He had been at Hershey Medical Center for a week, transfused and under lights, getting his bilirubin count down. We had visited, but he had been out of my arms for a week. And although at 8 lbs., 6 oz. he was by far the largest baby in the Neonatal Intensive Care unit, it is torture to see your child blindfolded, with electrodes pasted all over him. And heartbreaking to know it was torture for him, too. This was the baby who cried in his cradle but quieted instantly when he was laid beside me. The one who matched his breathing to mine as we slept.
So when he was discharged and we picked him up, I, who gave talks on the importance of seat belts and child safety, removed him from his car seat to nurse. I should tell you now that I lucked out; the drive was without incident. The sun set on our long drive home. The sky filled with gold and purple, Neil Diamond sang, "I Am, I Said" on the radio, and my baby nursed on.
That's always been a vivid memory, the baby so real when I think about it. How long do babies last? Everyone advises us to savor the first year because it goes by so quickly. It's true, and after the first baby we know all too well how true it is, and yet the second one's first year flies by just as quickly as the first.
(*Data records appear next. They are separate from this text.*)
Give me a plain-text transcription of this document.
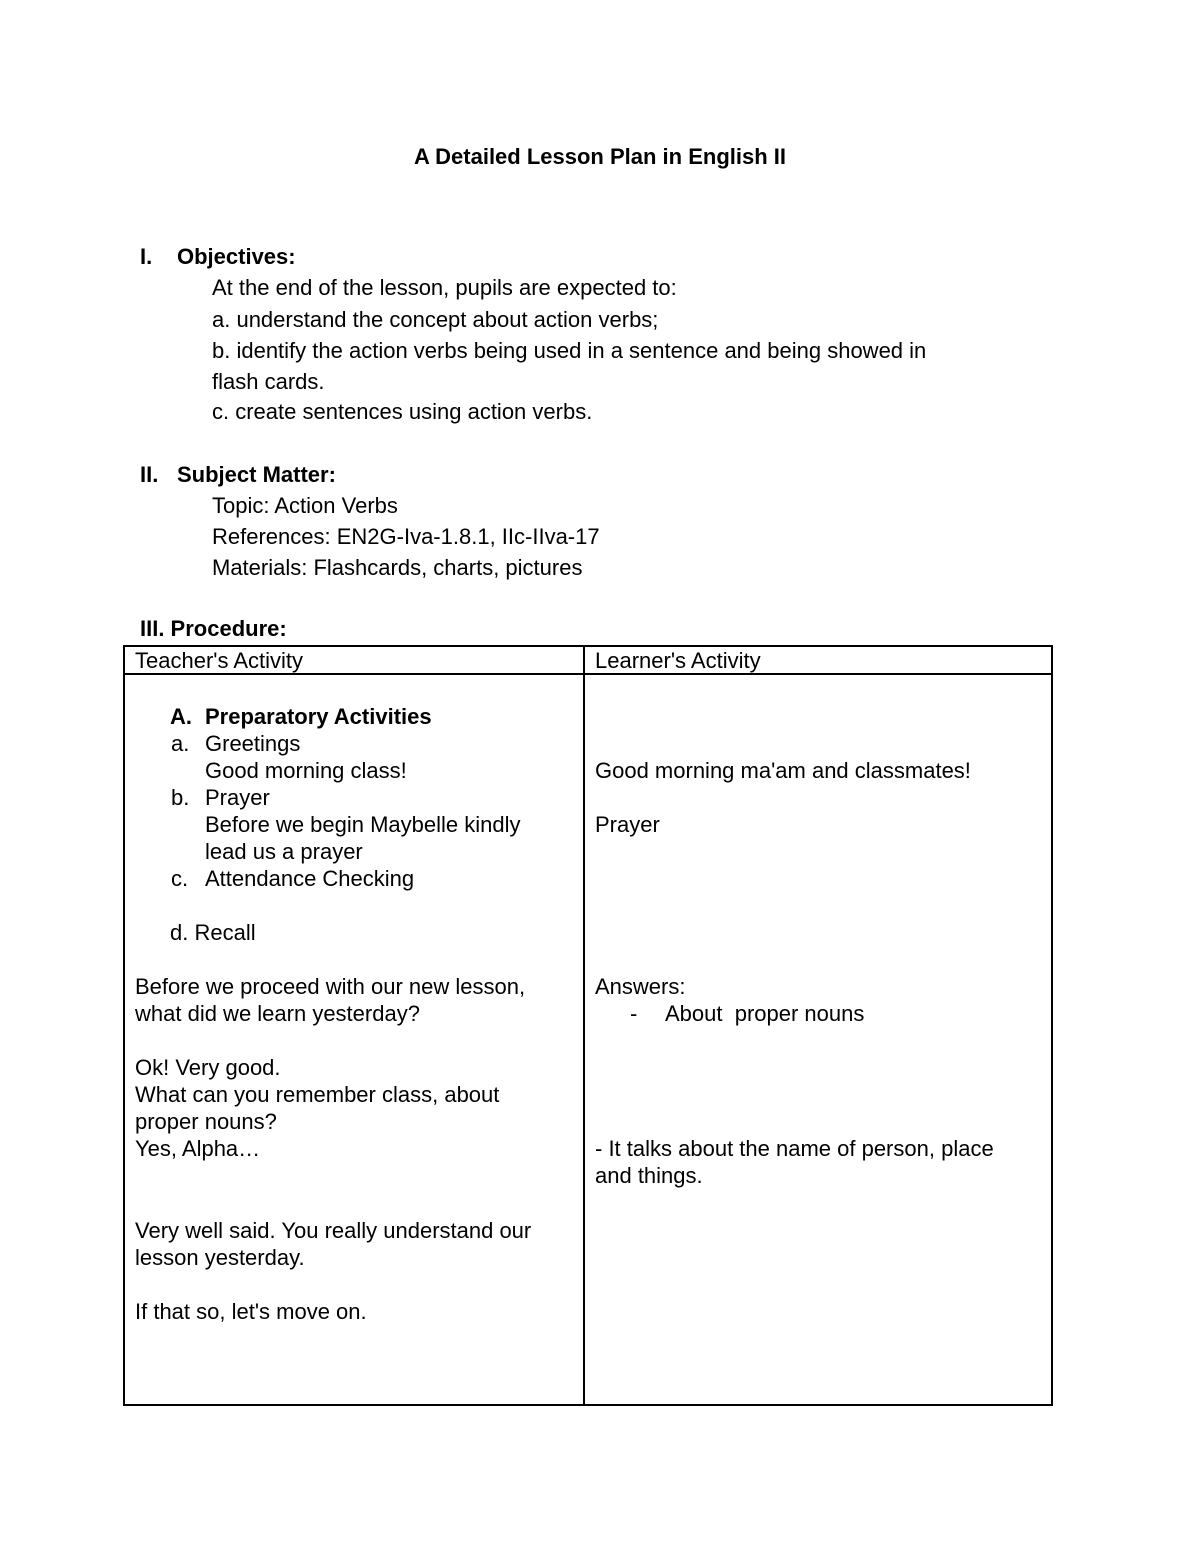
A Detailed Lesson Plan in English II
I. Objectives:
At the end of the lesson, pupils are expected to:
a. understand the concept about action verbs;
b. identify the action verbs being used in a sentence and being showed in
flash cards.
c. create sentences using action verbs.
II. Subject Matter:
Topic: Action Verbs
References: EN2G-Iva-1.8.1, IIc-IIva-17
Materials: Flashcards, charts, pictures
III. Procedure:
Teacher's Activity	Learner's Activity
A. Preparatory Activities
a. Greetings
Good morning class!
b. Prayer
Before we begin Maybelle kindly
lead us a prayer
c. Attendance Checking
d. Recall
Before we proceed with our new lesson,
what did we learn yesterday?
Ok! Very good.
What can you remember class, about
proper nouns?
Yes, Alpha…
Very well said. You really understand our
lesson yesterday.
If that so, let's move on.
Good morning ma'am and classmates!
Prayer
Answers:
- About  proper nouns
- It talks about the name of person, place
and things.
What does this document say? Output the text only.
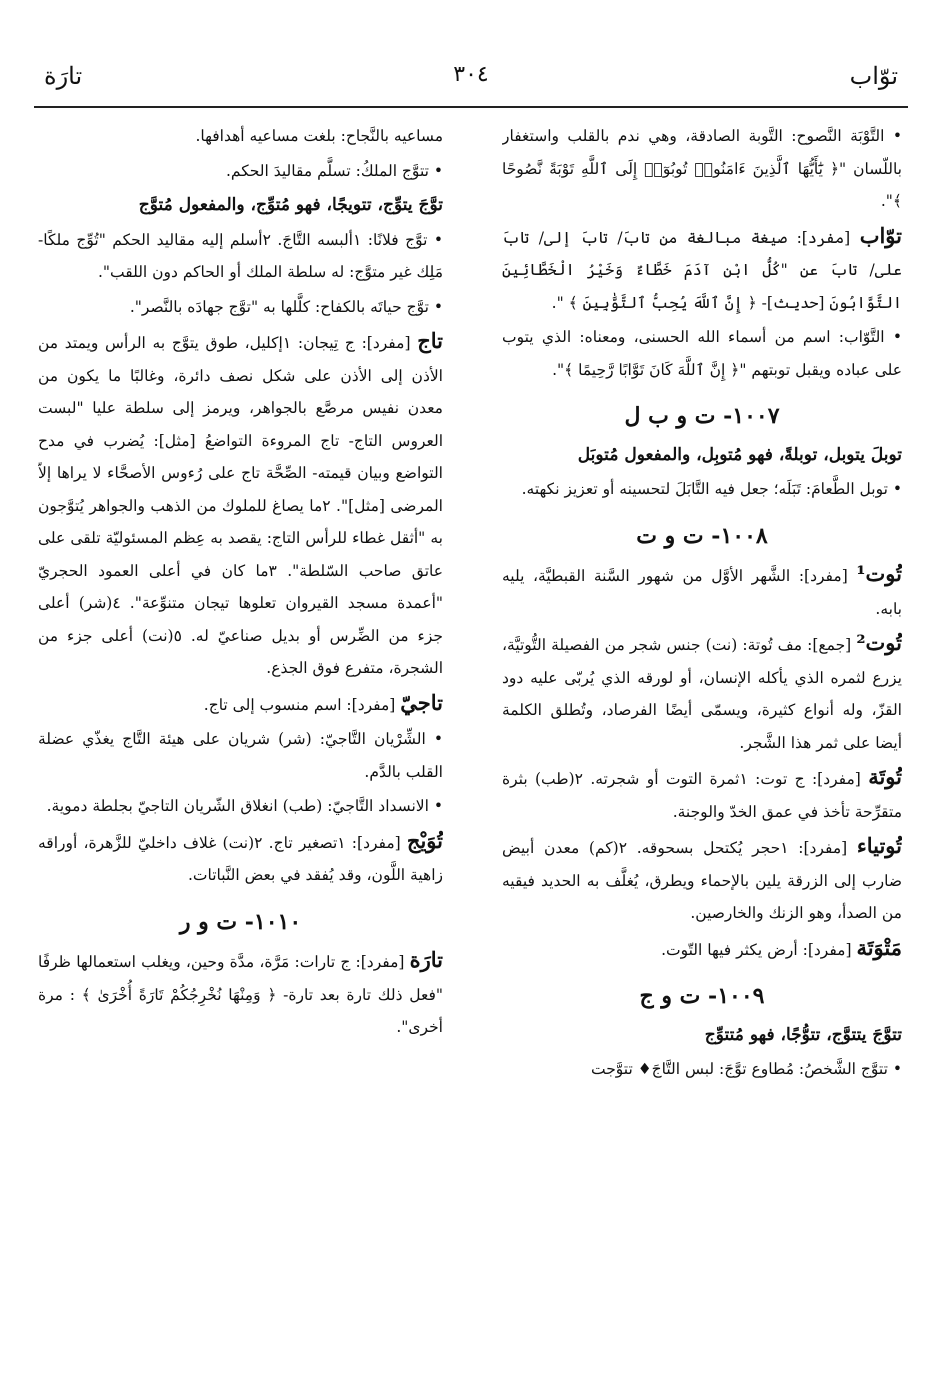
توّاب
٣٠٤
تارَة

• التَّوْبَة النَّصوح: التَّوبة الصادقة، وهي ندم بالقلب واستغفار باللّسان "﴿ يَٰٓأَيُّهَا ٱلَّذِينَ ءَامَنُوا۟ تُوبُوٓا۟ إِلَى ٱللَّهِ تَوْبَةً نَّصُوحًا ﴾".

توّاب [مفرد]: صيغة مبالغة من تابَ/ تابَ إلى/ تابَ على/ تابَ عن "كُلُّ ابْنِ آدَمَ خَطَّاءٌ وَخَيْرُ الْخَطَّائِينَ التَّوَّابُونَ [حديث]- ﴿ إِنَّ ٱللَّهَ يُحِبُّ ٱلتَّوَّٰبِينَ ﴾ ".

• التَّوّاب: اسم من أسماء الله الحسنى، ومعناه: الذي يتوب على عباده ويقبل توبتهم "﴿ إِنَّ ٱللَّهَ كَانَ تَوَّابًا رَّحِيمًا ﴾".

١٠٠٧- ت و ب ل

توبلَ يتوبل، توبلةً، فهو مُتوبِل، والمفعول مُتوبَل

• توبل الطَّعامَ: تَبَلَه؛ جعل فيه التَّابَلَ لتحسينه أو تعزيز نكهته.

١٠٠٨- ت و ت

تُوت¹ [مفرد]: الشَّهر الأوَّل من شهور السَّنة القبطيَّة، يليه بابه.

تُوت² [جمع]: مف تُوتة: (نت) جنس شجر من الفصيلة التُّوتيَّة، يزرع لثمره الذي يأكله الإنسان، أو لورقه الذي يُربّى عليه دود القزّ، وله أنواع كثيرة، ويسمّى أيضًا الفرصاد، وتُطلق الكلمة أيضا على ثمر هذا الشَّجر.

تُوتَة [مفرد]: ج توت: ١ثمرة التوت أو شجرته. ٢(طب) بثرة متقرِّحة تأخذ في عمق الخدّ والوجنة.

تُوتياء [مفرد]: ١حجر يُكتحل بسحوقه. ٢(كم) معدن أبيض ضارب إلى الزرقة يلين بالإحماء ويطرق، يُغلَّف به الحديد فيقيه من الصدأ، وهو الزنك والخارصين.

مَتْوَتَة [مفرد]: أرض يكثر فيها التّوت.

١٠٠٩- ت و ج

تتوَّجَ يتتوَّج، تتوُّجًا، فهو مُتتوِّج

• تتوَّج الشَّخصُ: مُطاوع توَّجَ: لبس التَّاجَ♦ تتوَّجت

مساعيه بالنَّجاح: بلغت مساعيه أهدافها.

• تتوَّج الملكُ: تسلَّم مقاليدَ الحكم.

توَّجَ يتوِّج، تتويجًا، فهو مُتوِّج، والمفعول مُتوَّج

• توَّج فلانًا: ١ألبسه التَّاجَ. ٢أسلم إليه مقاليد الحكم "تُوِّج ملكًا- مَلِك غير متوَّج: له سلطة الملك أو الحاكم دون اللقب".

• توَّج حياتَه بالكفاح: كلَّلها به "توَّج جهادَه بالنَّصر".

تاج [مفرد]: ج تِيجان: ١إكليل، طوق يتوَّج به الرأس ويمتد من الأذن إلى الأذن على شكل نصف دائرة، وغالبًا ما يكون من معدن نفيس مرصَّع بالجواهر، ويرمز إلى سلطة عليا "لبست العروس التاج- تاج المروءة التواضعُ [مثل]: يُضرب في مدح التواضع وبيان قيمته- الصِّحَّة تاج على رُءوس الأصحَّاء لا يراها إلاّ المرضى [مثل]". ٢ما يصاغ للملوك من الذهب والجواهر يُتوَّجون به "أثقل غطاء للرأس التاج: يقصد به عِظم المسئوليّة تلقى على عاتق صاحب السّلطة". ٣ما كان في أعلى العمود الحجريّ "أعمدة مسجد القيروان تعلوها تيجان متنوِّعة". ٤(شر) أعلى جزء من الضِّرس أو بديل صناعيّ له. ٥(نت) أعلى جزء من الشجرة، متفرع فوق الجذع.

تاجيّ [مفرد]: اسم منسوب إلى تاج.

• الشِّرْيان التَّاجيّ: (شر) شريان على هيئة التَّاج يغذّي عضلة القلب بالدَّم.

• الانسداد التَّاجيّ: (طب) انغلاق الشّريان التاجيّ بجلطة دموية.

تُوَيْج [مفرد]: ١تصغير تاج. ٢(نت) غلاف داخليّ للزَّهرة، أوراقه زاهية اللَّون، وقد يُفقد في بعض النَّباتات.

١٠١٠- ت و ر

تارَة [مفرد]: ج تارات: مَرَّة، مدَّة وحين، ويغلب استعمالها ظرفًا "فعل ذلك تارة بعد تارة- ﴿ وَمِنْهَا نُخْرِجُكُمْ تَارَةً أُخْرَىٰ ﴾ : مرة أخرى".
Our infants disappear, just as our two-year-olds will turn three, and our eight-year-olds will turn nine, and our twelve-year-olds will become teenagers.
Most of the time we're not aware of the loss. We're too busy trying to keep up with the changes, for one thing. We just naturally accept each metamorphosis. And I'm happy to be able to report that it does even out after a while; thirty-seven is just not that much different from thirty-six. :-)
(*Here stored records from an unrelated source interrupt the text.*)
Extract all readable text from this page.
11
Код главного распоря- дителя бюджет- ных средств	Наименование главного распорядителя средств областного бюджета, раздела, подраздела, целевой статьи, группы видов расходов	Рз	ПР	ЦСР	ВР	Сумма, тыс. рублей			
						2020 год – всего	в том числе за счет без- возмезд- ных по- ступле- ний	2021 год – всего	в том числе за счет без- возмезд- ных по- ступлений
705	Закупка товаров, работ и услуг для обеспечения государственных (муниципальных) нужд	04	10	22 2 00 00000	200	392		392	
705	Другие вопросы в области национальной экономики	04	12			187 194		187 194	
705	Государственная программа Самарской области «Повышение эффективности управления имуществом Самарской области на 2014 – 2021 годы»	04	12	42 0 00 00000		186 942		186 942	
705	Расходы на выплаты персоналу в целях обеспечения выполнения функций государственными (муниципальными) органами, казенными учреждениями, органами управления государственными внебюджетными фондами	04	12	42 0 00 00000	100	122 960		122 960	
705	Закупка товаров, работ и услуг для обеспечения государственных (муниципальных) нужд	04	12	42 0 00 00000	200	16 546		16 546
But I recalled that sunset tonight, and Neil Diamond's song, and that gorgeous baby snuggled into me, and I wondered if perhaps the baby felt more real today than he should, considering that his own baby will be born this year. It's time for another metamorphosis of sorts, a time to welcome the new. And believe me, the new will be most welcome.
I just realized that almost exactly a year ago I wrote this. What is it about late February and nursing baby memories? Perhaps I have had enough of the cold.